As I jumped between finding myself in Emily, Lorelai, and Rory, I was first rebuffed. This was not how “Gilmore Girls” was supposed to go – this was not how Rory was going to be 10 years down the road. Rory was supposed to be a star writer for the New York Times; Lorelai was supposed to be in wedded bliss to Luke, possibly with a child or two; and Emily was supposed to stay in her societal world, struggling to connect with her daughter but remaining supportive in her own way. I mean no offense to the writers, and actually, the more I reflected, the more thankful I became for how the four episodes were crafted.
I found comfort in Rory’s life being in disarray in her early 30s. I felt encouraged by the way Lorelai’s lack of communication could cause problems that weren’t always easily fixable.
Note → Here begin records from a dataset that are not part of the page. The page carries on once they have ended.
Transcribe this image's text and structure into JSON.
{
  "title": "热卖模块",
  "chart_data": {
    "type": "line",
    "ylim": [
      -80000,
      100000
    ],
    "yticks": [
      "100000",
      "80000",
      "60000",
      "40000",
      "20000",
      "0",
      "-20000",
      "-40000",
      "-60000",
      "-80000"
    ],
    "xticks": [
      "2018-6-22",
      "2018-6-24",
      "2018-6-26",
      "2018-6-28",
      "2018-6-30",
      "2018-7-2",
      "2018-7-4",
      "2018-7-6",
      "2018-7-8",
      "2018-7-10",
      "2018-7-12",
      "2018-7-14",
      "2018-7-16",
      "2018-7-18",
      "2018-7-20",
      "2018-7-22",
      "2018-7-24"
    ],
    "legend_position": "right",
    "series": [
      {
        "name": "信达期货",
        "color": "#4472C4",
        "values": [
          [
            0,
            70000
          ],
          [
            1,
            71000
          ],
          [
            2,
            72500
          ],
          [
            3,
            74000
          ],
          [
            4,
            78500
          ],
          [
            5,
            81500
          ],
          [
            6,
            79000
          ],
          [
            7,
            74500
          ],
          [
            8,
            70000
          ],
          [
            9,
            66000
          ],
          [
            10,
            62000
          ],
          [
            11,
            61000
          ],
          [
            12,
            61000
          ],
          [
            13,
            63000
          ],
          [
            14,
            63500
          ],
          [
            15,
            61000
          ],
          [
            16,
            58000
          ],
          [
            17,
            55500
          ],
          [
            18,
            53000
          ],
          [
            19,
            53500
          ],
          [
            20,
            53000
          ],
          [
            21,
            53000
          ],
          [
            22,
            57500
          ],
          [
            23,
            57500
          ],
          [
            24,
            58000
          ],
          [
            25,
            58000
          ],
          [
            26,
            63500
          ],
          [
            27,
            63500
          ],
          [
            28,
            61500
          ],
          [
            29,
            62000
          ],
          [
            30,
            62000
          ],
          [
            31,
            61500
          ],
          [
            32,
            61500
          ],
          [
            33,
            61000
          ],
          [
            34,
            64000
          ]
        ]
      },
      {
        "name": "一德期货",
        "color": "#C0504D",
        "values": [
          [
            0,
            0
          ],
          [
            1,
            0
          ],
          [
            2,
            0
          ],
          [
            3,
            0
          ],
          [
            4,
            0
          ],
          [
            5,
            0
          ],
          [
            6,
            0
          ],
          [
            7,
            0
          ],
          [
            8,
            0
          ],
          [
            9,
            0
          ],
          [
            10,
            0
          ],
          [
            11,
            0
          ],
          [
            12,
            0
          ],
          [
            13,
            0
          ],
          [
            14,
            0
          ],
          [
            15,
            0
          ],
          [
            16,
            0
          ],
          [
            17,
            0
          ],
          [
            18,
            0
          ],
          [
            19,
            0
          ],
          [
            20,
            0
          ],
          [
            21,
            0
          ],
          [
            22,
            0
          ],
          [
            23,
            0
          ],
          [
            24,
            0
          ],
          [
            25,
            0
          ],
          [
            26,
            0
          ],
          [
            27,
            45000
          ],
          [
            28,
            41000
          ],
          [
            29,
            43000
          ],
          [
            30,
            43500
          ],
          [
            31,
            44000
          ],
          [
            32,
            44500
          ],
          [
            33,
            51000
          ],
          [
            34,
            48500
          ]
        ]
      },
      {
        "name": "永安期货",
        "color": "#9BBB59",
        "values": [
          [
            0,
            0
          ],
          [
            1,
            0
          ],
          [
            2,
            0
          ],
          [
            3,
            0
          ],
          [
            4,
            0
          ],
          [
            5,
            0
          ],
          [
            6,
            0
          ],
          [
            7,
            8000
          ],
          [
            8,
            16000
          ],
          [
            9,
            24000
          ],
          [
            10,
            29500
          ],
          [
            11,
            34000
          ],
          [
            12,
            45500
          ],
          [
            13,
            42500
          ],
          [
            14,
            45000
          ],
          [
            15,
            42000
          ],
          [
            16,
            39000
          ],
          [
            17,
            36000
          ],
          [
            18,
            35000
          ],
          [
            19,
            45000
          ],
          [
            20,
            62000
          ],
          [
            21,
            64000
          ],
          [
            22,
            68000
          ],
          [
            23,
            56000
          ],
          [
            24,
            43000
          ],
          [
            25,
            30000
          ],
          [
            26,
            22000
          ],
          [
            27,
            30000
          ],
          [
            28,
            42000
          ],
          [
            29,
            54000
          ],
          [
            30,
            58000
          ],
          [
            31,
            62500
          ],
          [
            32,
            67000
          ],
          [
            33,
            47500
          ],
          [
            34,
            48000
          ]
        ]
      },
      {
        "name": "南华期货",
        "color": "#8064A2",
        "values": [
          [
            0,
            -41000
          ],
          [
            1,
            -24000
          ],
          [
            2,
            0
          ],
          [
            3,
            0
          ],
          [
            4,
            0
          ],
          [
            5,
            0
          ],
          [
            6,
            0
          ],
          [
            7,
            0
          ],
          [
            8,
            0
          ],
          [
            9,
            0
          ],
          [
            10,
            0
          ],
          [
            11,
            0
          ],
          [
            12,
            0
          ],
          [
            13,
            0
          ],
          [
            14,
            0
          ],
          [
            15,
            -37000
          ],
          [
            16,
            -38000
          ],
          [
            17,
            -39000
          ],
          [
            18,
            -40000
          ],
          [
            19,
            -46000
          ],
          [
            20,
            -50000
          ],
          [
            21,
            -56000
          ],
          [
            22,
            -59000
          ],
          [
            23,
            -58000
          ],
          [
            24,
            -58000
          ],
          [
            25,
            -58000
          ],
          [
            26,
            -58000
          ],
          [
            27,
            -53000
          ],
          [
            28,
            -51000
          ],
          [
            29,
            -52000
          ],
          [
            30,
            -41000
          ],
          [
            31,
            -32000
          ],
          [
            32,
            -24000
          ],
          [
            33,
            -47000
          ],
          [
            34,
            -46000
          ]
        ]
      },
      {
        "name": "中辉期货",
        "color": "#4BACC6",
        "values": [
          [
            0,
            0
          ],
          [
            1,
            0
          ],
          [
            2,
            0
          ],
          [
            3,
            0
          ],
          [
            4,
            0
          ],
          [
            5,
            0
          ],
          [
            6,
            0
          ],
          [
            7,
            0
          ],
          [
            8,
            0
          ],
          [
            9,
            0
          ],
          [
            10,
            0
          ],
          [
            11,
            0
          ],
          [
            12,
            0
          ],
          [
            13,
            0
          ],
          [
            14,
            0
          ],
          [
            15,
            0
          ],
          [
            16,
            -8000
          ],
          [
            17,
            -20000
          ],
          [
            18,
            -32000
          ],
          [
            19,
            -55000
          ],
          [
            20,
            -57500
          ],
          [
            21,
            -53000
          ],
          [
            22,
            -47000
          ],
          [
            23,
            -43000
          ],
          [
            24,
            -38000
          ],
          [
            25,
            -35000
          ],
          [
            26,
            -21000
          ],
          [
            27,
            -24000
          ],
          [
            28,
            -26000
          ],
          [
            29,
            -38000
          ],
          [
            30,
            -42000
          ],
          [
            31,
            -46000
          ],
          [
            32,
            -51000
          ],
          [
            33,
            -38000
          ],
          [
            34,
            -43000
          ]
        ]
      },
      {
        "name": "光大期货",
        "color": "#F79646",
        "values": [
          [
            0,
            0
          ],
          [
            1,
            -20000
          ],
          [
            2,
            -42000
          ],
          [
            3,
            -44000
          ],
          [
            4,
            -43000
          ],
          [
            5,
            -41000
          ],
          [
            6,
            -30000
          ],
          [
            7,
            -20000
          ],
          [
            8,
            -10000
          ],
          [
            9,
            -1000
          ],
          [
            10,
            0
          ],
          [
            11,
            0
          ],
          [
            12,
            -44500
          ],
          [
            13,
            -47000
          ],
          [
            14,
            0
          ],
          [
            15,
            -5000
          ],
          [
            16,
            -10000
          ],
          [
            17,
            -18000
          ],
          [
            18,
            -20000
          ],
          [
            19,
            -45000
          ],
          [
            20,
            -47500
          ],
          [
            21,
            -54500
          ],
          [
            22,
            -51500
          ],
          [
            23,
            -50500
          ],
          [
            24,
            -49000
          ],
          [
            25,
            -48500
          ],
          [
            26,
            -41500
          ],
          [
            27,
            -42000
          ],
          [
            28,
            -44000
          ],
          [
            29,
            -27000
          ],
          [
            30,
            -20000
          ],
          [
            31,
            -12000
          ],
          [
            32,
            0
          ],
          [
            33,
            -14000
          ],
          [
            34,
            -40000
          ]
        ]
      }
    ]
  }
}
With Emily’s adjustment to single life, I found hope that life can change not matter how old you are. The comedy and fast-paced chitchat of the show still existed but within the context of a world that resembled my own. There were moments of supreme awkwardness and major disappointment: something I feel the original show had lacked.
I have a tendency to compare my life with other people – even if they are fictional. It’s a constant struggle, but when I watched Winter, Spring, Summer and Fall, the judgments I made about my life were way less critical. I didn’t feel guilty for not having a full-time job and not knowing what next year is going to look like. I didn’t feel like I was alone in watching my peers succeed and move on with their lives when I was stuck. I didn’t berate myself for not being able to articulate how I’m feeling.
All of these experiences were validated in the four segments of “Gilmore Girls” in real life. And that helps me accept that where I am is where I am: struggles, insecurities, emotions and all.